Pride and resentment are not indigenous to the human heart; and perhaps it is due to the gardener’s innate love of the exotic that we take such pains to make them thrive.
But Master Nathaniel was a self-indulgent man, and ever ready to sacrifice both dignity and expediency to the pleasure of yielding to a sentimental velleity.
“By the Golden Apples of the West, Hempie,” he cried joyfully, “you’re right! I’ll dash across to Ambrose’s before I’m a minute older,” and he made eagerly for the door.
On the threshold he suddenly remembered how he had seen the door of his chapel ajar, and he paused to ask Hempie if she had been up there recently, and had forgotten to lock it.

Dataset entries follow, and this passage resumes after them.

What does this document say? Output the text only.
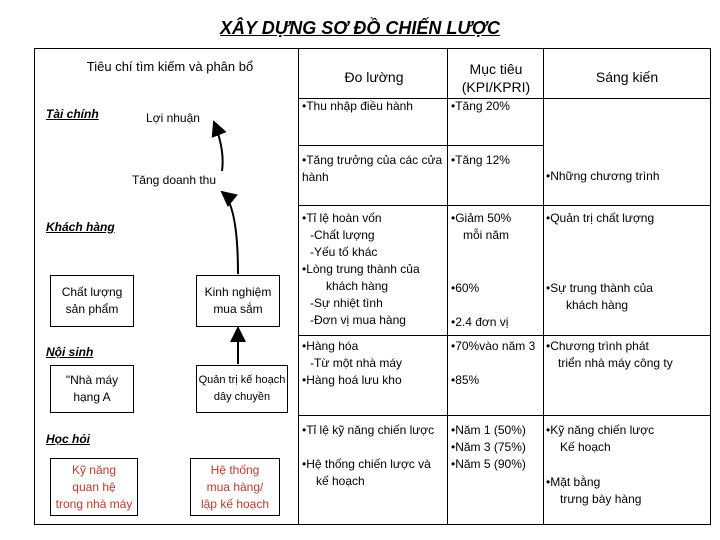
XÂY DỰNG SƠ ĐỒ CHIẾN LƯỢC
Tiêu chí tìm kiếm và phân bổ
Đo lường	Mục tiêu
(KPI/KPRI)
Sáng kiến
Tài chính
Khách hàng
Nội sinh
Học hỏi
Lợi nhuận
Tăng doanh thu
Chất lượng
sản phẩm
Kinh nghiệm
mua sắm
"Nhà máy
hạng A
Quản trị kế hoạch
dây chuyền
Kỹ năng
quan hệ
trong nhà máy
Hệ thống
mua hàng/
lập kế hoạch
• Thu nhập điều hành
• Tăng trưởng của các cửa
hành
• Tỉ lệ hoàn vốn
-Chất lượng
-Yếu tố khác
• Lòng trung thành của
khách hàng
-Sự nhiệt tình
-Đơn vị mua hàng
• Hàng hóa
-Từ một nhà máy
• Hàng hoá lưu kho
• Tỉ lệ kỹ năng chiến lược
• Hệ thống chiến lược và
kế hoạch
• Tăng 20%
• Tăng 12%
• Giảm 50%
mỗi năm
• 60%
• 2.4 đơn vị
• 70%vào năm 3
• 85%
• Năm 1 (50%)
• Năm 3 (75%)
• Năm 5 (90%)
• Những chương trình
• Quản trị chất lượng
• Sự trung thành của
khách hàng
• Chương trình phát
triển nhà máy công ty
• Kỹ năng chiến lược
Kế hoạch
• Mặt bằng
trưng bày hàng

But she had not been there since early spring.
“That’s odd!” said Master Nathaniel.
And then he dismissed the matter from his mind, in the exhilarating prospect of “making up” with Ambrose.
It is curious what tricks a quarrel, or even a short absence, can play with our mental picture of even our most intimate friends. A few minutes later, as Master Ambrose looked at his old playmate standing at the door, grinning a little sheepishly, he felt as if he had just awakened from a nightmare. This was not “the most criminally negligent Mayor with whom the town of Lud-in-the-Mist had ever been cursed;” still less was it the sinister figure evoked by Endymion Leer. It was just queer old Nat, whom he had known all his life.
Just as on a map of the country round Lud, in the zigzagging lines he could almost see the fish and rushes of the streams they represented, could almost count the milestones on the straight lines that stood for roads; so, with regard to the face of his old friend — every pucker and wrinkle was so familiar that he felt he could have told you every one of the jokes and little worries of which they were the impress.